To test this theory, Dr. McLaughlin and colleagues from the University of Pennsylvania, University of North Carolina and University of Minnesota, examined whether parthenogenetic embryonic stem cells could be used for tissue repair in a mouse model of thalassemia intermedia. Thalassemia intermedia is an inherited blood disorder in which the body lacks sufficient normal hemoglobin, leading to excessive destruction of red blood cells and anemia. They used a mouse model in which one defective gene copy causes anemia.
Using approaches developed from a previous study done by this group, Nationwide Children's Research Fellow Sigrid Eckardt, PhD, derived embryonic stem cells from the unfertilized eggs of female mice with the disease, and identified those stem cell lines that contained only the "healthy" hemoglobin genes. These "genetically clean" embryonic stem cell lines were converted into cells that were transplanted into afflicted mice that were carriers of the disease causing gene. Blood samples drawn five weeks after transplantation revealed that the delivered cells were present in the recipients' blood. Their red blood cells were also corrected to a size similar to normal mice and red blood cell count, hematocrit and hemoglobin levels became normal.

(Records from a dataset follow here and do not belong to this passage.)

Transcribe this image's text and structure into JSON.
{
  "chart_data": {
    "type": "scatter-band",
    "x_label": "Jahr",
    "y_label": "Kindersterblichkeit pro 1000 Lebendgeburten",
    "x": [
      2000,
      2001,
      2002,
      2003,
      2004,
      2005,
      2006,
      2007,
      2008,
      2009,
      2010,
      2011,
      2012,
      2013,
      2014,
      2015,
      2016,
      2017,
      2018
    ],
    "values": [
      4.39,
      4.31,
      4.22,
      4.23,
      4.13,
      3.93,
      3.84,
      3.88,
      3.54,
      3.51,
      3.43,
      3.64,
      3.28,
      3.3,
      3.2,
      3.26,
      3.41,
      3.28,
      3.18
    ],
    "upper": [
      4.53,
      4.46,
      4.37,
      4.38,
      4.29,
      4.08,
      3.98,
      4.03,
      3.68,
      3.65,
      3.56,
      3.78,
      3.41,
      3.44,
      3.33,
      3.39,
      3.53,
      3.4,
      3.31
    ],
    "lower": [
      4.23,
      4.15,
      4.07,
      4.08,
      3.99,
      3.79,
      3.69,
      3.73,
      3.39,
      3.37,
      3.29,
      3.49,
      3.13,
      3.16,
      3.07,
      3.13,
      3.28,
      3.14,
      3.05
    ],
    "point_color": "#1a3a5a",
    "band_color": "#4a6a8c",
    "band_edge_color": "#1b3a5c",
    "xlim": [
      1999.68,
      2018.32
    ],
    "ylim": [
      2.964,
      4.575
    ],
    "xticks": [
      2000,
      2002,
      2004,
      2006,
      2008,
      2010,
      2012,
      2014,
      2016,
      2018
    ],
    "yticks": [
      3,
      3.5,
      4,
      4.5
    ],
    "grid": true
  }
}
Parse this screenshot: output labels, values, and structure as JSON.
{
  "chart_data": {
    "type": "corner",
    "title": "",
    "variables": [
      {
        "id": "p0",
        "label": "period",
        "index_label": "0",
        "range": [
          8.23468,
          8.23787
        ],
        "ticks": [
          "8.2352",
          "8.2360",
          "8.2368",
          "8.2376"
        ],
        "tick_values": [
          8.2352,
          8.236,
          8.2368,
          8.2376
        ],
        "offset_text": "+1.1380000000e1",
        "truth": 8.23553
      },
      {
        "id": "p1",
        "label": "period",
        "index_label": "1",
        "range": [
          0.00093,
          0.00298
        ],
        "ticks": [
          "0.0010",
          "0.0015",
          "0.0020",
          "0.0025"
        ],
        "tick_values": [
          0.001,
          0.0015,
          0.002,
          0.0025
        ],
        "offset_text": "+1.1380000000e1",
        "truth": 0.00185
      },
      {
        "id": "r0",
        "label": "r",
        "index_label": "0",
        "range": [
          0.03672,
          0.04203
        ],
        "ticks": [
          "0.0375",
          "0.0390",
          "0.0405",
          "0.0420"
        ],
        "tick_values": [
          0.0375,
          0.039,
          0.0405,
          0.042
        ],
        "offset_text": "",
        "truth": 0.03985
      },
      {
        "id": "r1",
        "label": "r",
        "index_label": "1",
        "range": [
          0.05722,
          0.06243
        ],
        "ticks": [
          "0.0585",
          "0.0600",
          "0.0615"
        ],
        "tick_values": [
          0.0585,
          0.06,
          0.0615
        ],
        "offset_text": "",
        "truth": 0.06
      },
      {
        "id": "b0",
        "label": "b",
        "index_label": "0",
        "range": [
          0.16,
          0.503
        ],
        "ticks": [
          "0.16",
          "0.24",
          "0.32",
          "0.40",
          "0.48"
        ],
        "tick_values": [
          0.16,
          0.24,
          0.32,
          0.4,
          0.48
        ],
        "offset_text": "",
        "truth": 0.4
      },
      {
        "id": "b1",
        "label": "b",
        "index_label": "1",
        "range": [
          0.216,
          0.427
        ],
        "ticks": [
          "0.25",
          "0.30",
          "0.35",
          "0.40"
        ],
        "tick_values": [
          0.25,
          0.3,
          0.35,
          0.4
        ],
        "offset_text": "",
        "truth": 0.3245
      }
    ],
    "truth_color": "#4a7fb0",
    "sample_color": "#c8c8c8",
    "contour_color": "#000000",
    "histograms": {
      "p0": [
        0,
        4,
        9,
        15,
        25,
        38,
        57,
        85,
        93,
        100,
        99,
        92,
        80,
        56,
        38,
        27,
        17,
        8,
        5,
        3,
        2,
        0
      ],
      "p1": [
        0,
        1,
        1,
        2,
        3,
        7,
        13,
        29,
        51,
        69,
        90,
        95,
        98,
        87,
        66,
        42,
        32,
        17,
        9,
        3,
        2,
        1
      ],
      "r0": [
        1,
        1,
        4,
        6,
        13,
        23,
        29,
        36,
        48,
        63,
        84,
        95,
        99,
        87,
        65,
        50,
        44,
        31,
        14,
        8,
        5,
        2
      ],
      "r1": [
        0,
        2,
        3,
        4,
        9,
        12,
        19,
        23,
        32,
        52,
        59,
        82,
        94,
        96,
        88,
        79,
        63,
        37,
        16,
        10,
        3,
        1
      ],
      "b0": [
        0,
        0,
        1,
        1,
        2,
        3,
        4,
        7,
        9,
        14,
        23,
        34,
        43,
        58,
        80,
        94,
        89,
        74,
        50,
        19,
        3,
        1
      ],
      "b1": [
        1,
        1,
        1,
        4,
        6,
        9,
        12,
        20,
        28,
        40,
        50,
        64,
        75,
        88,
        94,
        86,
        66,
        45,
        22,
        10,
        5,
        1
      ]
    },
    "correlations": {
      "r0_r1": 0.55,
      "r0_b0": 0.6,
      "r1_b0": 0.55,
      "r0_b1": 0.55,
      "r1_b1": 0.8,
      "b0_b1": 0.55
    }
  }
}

"Overall, we observed long-term improvement of thalassemia in this model," said Dr. Eckardt. "Our findings suggest that using reproductive cells to generate embryonic stem cells that are 'disease-free' may be a solution for genetic diseases involving large, complex or poorly identified deletions in the genome or that are not treatable by current gene therapy approaches." Dr. McLaughlin says that this approach also contrasts with typical gene therapy approaches in that it requires no engineering of the genome, which is currently difficult to achieve in human embryonic and embryonic-like (IPS) stem cells.